# Tied weights in Autoencoder

I have been looking at autoencoders and have been wondering whether to used tied weights or not. I intend on stacking them as a pretraining step and then using their hidden representations to feed a NN.

Using untied weights it would look like:

f(x)=σ2(b2+W21(b1+W1*x))

Using tied weights it would look like:

f(x)=σ2(b2+W1T1(b1+W1*x))

From a very simplistic view, could one say that tying the weights ensures that encoder part is generating the best representation given the architecture versus if the weights were independent then decoder could effectively take a non-optimal representation and still decode it?

I ask because if the decoder is where the "magic" occurs and I intend to only use the encoder to drive my NN, wouldn't that be problematic.
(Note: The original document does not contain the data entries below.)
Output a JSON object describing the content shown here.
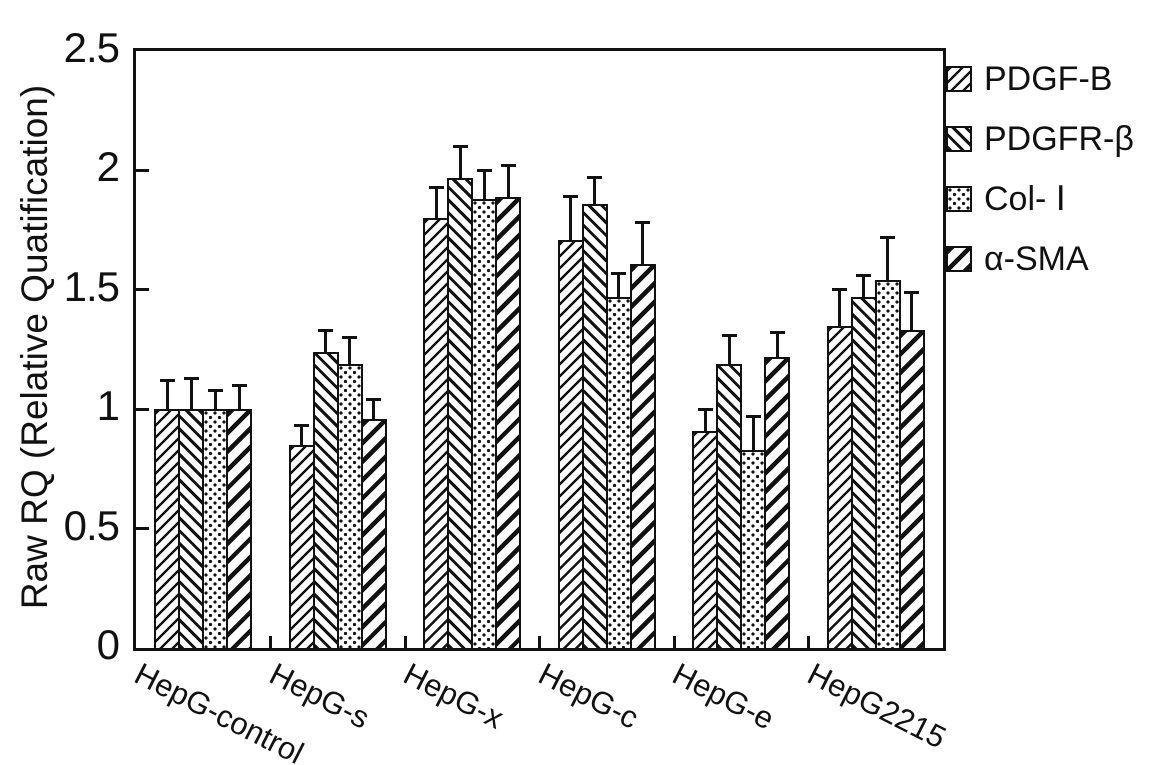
{
  "figure": {
    "background": "#ffffff",
    "ink": "#111111"
  },
  "chart_data": {
    "type": "bar",
    "title": "",
    "ylabel": "Raw RQ (Relative Quatification)",
    "xlabel": "",
    "ylim": [
      0,
      2.5
    ],
    "yticks": [
      {
        "value": 0,
        "label": "0"
      },
      {
        "value": 0.5,
        "label": "0.5"
      },
      {
        "value": 1,
        "label": "1"
      },
      {
        "value": 1.5,
        "label": "1.5"
      },
      {
        "value": 2,
        "label": "2"
      },
      {
        "value": 2.5,
        "label": "2.5"
      }
    ],
    "categories": [
      "HepG-control",
      "HepG-s",
      "HepG-x",
      "HepG-c",
      "HepG-e",
      "HepG2215"
    ],
    "series": [
      {
        "name": "PDGF-B",
        "pattern": "hatch-forward-thin",
        "values": [
          1.0,
          0.85,
          1.8,
          1.71,
          0.91,
          1.35
        ],
        "errors": [
          0.12,
          0.08,
          0.13,
          0.18,
          0.09,
          0.15
        ]
      },
      {
        "name": "PDGFR-β",
        "pattern": "hatch-backward",
        "values": [
          1.0,
          1.24,
          1.97,
          1.86,
          1.19,
          1.47
        ],
        "errors": [
          0.13,
          0.09,
          0.13,
          0.11,
          0.12,
          0.09
        ]
      },
      {
        "name": "Col- Ⅰ",
        "pattern": "dots",
        "values": [
          1.0,
          1.19,
          1.88,
          1.47,
          0.83,
          1.54
        ],
        "errors": [
          0.08,
          0.11,
          0.12,
          0.1,
          0.14,
          0.18
        ]
      },
      {
        "name": "α-SMA",
        "pattern": "hatch-forward-bold",
        "values": [
          1.0,
          0.96,
          1.89,
          1.61,
          1.22,
          1.33
        ],
        "errors": [
          0.1,
          0.08,
          0.13,
          0.17,
          0.1,
          0.16
        ]
      }
    ],
    "legend_position": "outside-right",
    "grid": false,
    "error_bars": "upper"
  }
}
Autoencoders with tied weights have some important advantages :

1. It's easier to learn.
2. In linear case it's equvialent to PCA - this may lead to more geometrically adequate coding.
3. Tied weights are sort of regularisation.
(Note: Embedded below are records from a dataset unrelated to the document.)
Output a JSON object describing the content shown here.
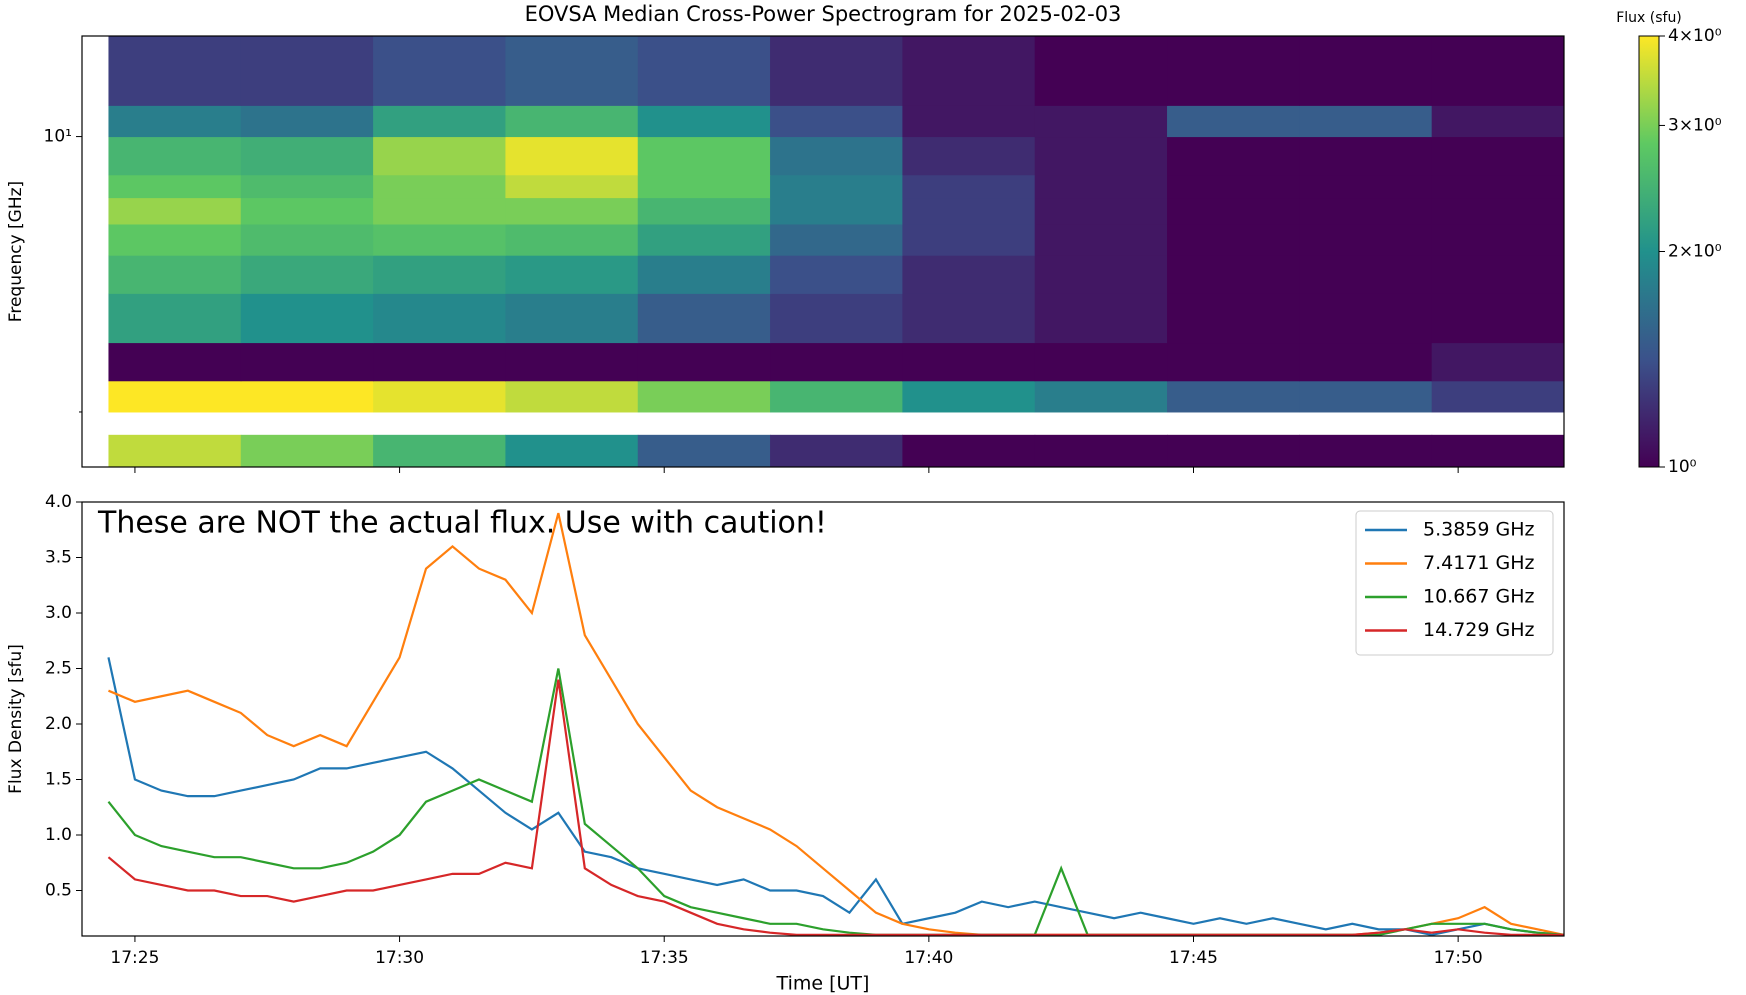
{
  "chart_data": [
    {
      "type": "heatmap",
      "title": "EOVSA Median Cross-Power Spectrogram for 2025-02-03",
      "y_label": "Frequency [GHz]",
      "yscale": "log",
      "colormap": "viridis",
      "xlim": [
        24.0,
        52.0
      ],
      "xticks": [
        25,
        30,
        35,
        40,
        45,
        50
      ],
      "ylim": [
        1.45,
        18
      ],
      "yticks": [
        {
          "value": 10,
          "label": "10¹"
        }
      ],
      "yminorticks": [
        2
      ],
      "times": [
        24.5,
        27,
        29.5,
        32,
        34.5,
        37,
        39.5,
        42,
        44.5,
        47,
        49.5,
        52
      ],
      "freqs": [
        1.45,
        1.75,
        2.0,
        2.4,
        3,
        4,
        5,
        6,
        7,
        8,
        10,
        12,
        18
      ],
      "values": [
        [
          3.5,
          3,
          2.5,
          2,
          1.5,
          1.2,
          1,
          1,
          1,
          1,
          1
        ],
        [
          null,
          null,
          null,
          null,
          null,
          null,
          null,
          null,
          null,
          null,
          null
        ],
        [
          4,
          4,
          3.8,
          3.5,
          3,
          2.5,
          2,
          1.8,
          1.5,
          1.5,
          1.3
        ],
        [
          1,
          1,
          1,
          1,
          1,
          1,
          1,
          1,
          1,
          1,
          1.1
        ],
        [
          2.2,
          2,
          1.9,
          1.8,
          1.5,
          1.3,
          1.2,
          1.1,
          1,
          1,
          1
        ],
        [
          2.5,
          2.3,
          2.2,
          2.1,
          1.8,
          1.4,
          1.2,
          1.1,
          1,
          1,
          1
        ],
        [
          2.8,
          2.6,
          2.7,
          2.6,
          2.2,
          1.6,
          1.3,
          1.1,
          1,
          1,
          1
        ],
        [
          3.2,
          2.8,
          3,
          3,
          2.5,
          1.8,
          1.3,
          1.1,
          1,
          1,
          1
        ],
        [
          2.8,
          2.6,
          3,
          3.5,
          2.8,
          1.8,
          1.3,
          1.1,
          1,
          1,
          1
        ],
        [
          2.5,
          2.4,
          3.2,
          3.8,
          2.8,
          1.7,
          1.2,
          1.1,
          1,
          1,
          1
        ],
        [
          1.8,
          1.7,
          2.2,
          2.5,
          2,
          1.4,
          1.1,
          1.1,
          1.5,
          1.5,
          1.1
        ],
        [
          1.3,
          1.3,
          1.4,
          1.5,
          1.4,
          1.2,
          1.1,
          1,
          1,
          1,
          1
        ]
      ],
      "colorbar": {
        "label": "Flux (sfu)",
        "lim": [
          1,
          4
        ],
        "ticks": [
          {
            "value": 1,
            "label": "10⁰"
          },
          {
            "value": 2,
            "label": "2×10⁰"
          },
          {
            "value": 3,
            "label": "3×10⁰"
          },
          {
            "value": 4,
            "label": "4×10⁰"
          }
        ]
      }
    },
    {
      "type": "line",
      "x_label": "Time [UT]",
      "y_label": "Flux Density [sfu]",
      "annotation": "These are NOT the actual flux. Use with caution!",
      "legend": "upper right",
      "xlim": [
        24.0,
        52.0
      ],
      "xticks": [
        {
          "value": 25,
          "label": "17:25"
        },
        {
          "value": 30,
          "label": "17:30"
        },
        {
          "value": 35,
          "label": "17:35"
        },
        {
          "value": 40,
          "label": "17:40"
        },
        {
          "value": 45,
          "label": "17:45"
        },
        {
          "value": 50,
          "label": "17:50"
        }
      ],
      "ylim": [
        0.09,
        4.0
      ],
      "yticks": [
        0.5,
        {
          "value": 1,
          "label": "1.0"
        },
        1.5,
        {
          "value": 2,
          "label": "2.0"
        },
        2.5,
        {
          "value": 3,
          "label": "3.0"
        },
        3.5,
        {
          "value": 4,
          "label": "4.0"
        }
      ],
      "x": [
        24.5,
        25,
        25.5,
        26,
        26.5,
        27,
        27.5,
        28,
        28.5,
        29,
        29.5,
        30,
        30.5,
        31,
        31.5,
        32,
        32.5,
        33,
        33.5,
        34,
        34.5,
        35,
        35.5,
        36,
        36.5,
        37,
        37.5,
        38,
        38.5,
        39,
        39.5,
        40,
        40.5,
        41,
        41.5,
        42,
        42.5,
        43,
        43.5,
        44,
        44.5,
        45,
        45.5,
        46,
        46.5,
        47,
        47.5,
        48,
        48.5,
        49,
        49.5,
        50,
        50.5,
        51,
        51.5,
        52
      ],
      "series": [
        {
          "name": "5.3859 GHz",
          "color": "#1f77b4",
          "values": [
            2.6,
            1.5,
            1.4,
            1.35,
            1.35,
            1.4,
            1.45,
            1.5,
            1.6,
            1.6,
            1.65,
            1.7,
            1.75,
            1.6,
            1.4,
            1.2,
            1.05,
            1.2,
            0.85,
            0.8,
            0.7,
            0.65,
            0.6,
            0.55,
            0.6,
            0.5,
            0.5,
            0.45,
            0.3,
            0.6,
            0.2,
            0.25,
            0.3,
            0.4,
            0.35,
            0.4,
            0.35,
            0.3,
            0.25,
            0.3,
            0.25,
            0.2,
            0.25,
            0.2,
            0.25,
            0.2,
            0.15,
            0.2,
            0.15,
            0.15,
            0.1,
            0.15,
            0.2,
            0.15,
            0.12,
            0.1
          ]
        },
        {
          "name": "7.4171 GHz",
          "color": "#ff7f0e",
          "values": [
            2.3,
            2.2,
            2.25,
            2.3,
            2.2,
            2.1,
            1.9,
            1.8,
            1.9,
            1.8,
            2.2,
            2.6,
            3.4,
            3.6,
            3.4,
            3.3,
            3.0,
            3.9,
            2.8,
            2.4,
            2.0,
            1.7,
            1.4,
            1.25,
            1.15,
            1.05,
            0.9,
            0.7,
            0.5,
            0.3,
            0.2,
            0.15,
            0.12,
            0.1,
            0.1,
            0.1,
            0.1,
            0.1,
            0.1,
            0.1,
            0.1,
            0.1,
            0.1,
            0.1,
            0.1,
            0.1,
            0.1,
            0.1,
            0.12,
            0.15,
            0.2,
            0.25,
            0.35,
            0.2,
            0.15,
            0.1
          ]
        },
        {
          "name": "10.667 GHz",
          "color": "#2ca02c",
          "values": [
            1.3,
            1.0,
            0.9,
            0.85,
            0.8,
            0.8,
            0.75,
            0.7,
            0.7,
            0.75,
            0.85,
            1.0,
            1.3,
            1.4,
            1.5,
            1.4,
            1.3,
            2.5,
            1.1,
            0.9,
            0.7,
            0.45,
            0.35,
            0.3,
            0.25,
            0.2,
            0.2,
            0.15,
            0.12,
            0.1,
            0.1,
            0.1,
            0.1,
            0.1,
            0.1,
            0.1,
            0.7,
            0.1,
            0.1,
            0.1,
            0.1,
            0.1,
            0.1,
            0.1,
            0.1,
            0.1,
            0.1,
            0.1,
            0.1,
            0.15,
            0.2,
            0.2,
            0.2,
            0.15,
            0.12,
            0.1
          ]
        },
        {
          "name": "14.729 GHz",
          "color": "#d62728",
          "values": [
            0.8,
            0.6,
            0.55,
            0.5,
            0.5,
            0.45,
            0.45,
            0.4,
            0.45,
            0.5,
            0.5,
            0.55,
            0.6,
            0.65,
            0.65,
            0.75,
            0.7,
            2.4,
            0.7,
            0.55,
            0.45,
            0.4,
            0.3,
            0.2,
            0.15,
            0.12,
            0.1,
            0.1,
            0.1,
            0.1,
            0.1,
            0.1,
            0.1,
            0.1,
            0.1,
            0.1,
            0.1,
            0.1,
            0.1,
            0.1,
            0.1,
            0.1,
            0.1,
            0.1,
            0.1,
            0.1,
            0.1,
            0.1,
            0.12,
            0.15,
            0.12,
            0.15,
            0.12,
            0.1,
            0.1,
            0.1
          ]
        }
      ]
    }
  ]
}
But of course - they're not perfect : they may not be optimal when your data comes from highly nolinear manifold. Depending on size of your data I would try both approaches - with tied weights and not if it's possible.

UPDATE :

You asked also why representation which comes from autoencoder with tight weights might be better than one without. Of course it's not the case that such representation is always better but if the reconstruction error is sensible then different units in coding layer represents something which might be considered as generators of perpendicular features which are explaining the most of the variance in data (exatly like PCAs do). This is why such representation might be pretty useful in further phase of learning.
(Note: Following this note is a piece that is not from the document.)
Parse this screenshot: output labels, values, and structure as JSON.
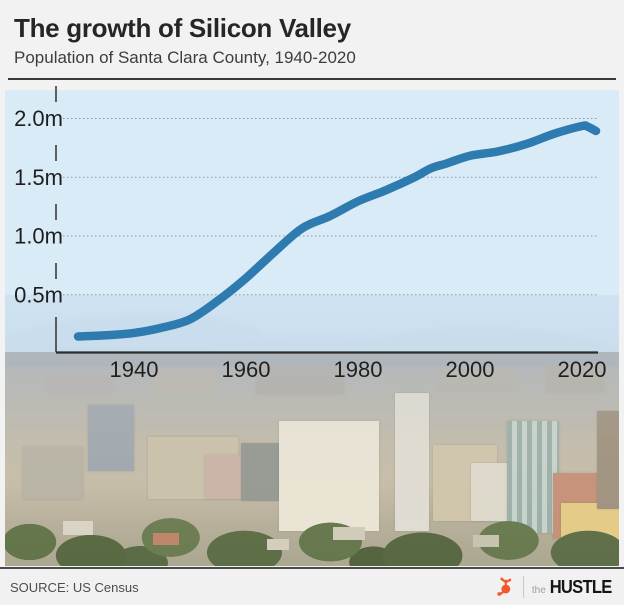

• ty for the quick response. I understand your answer and did read your "try both approaches" comment but from a theoretical pov how could the untied/independent weights give a superior answer as you end up throwing the decoder away? Commented Apr 27, 2016 at 14:41

Main Advantage is :

1. Fewer parameters so better generalization ( we are using transpose original weights at the next layer) vs more parameters which leads to the overfitting.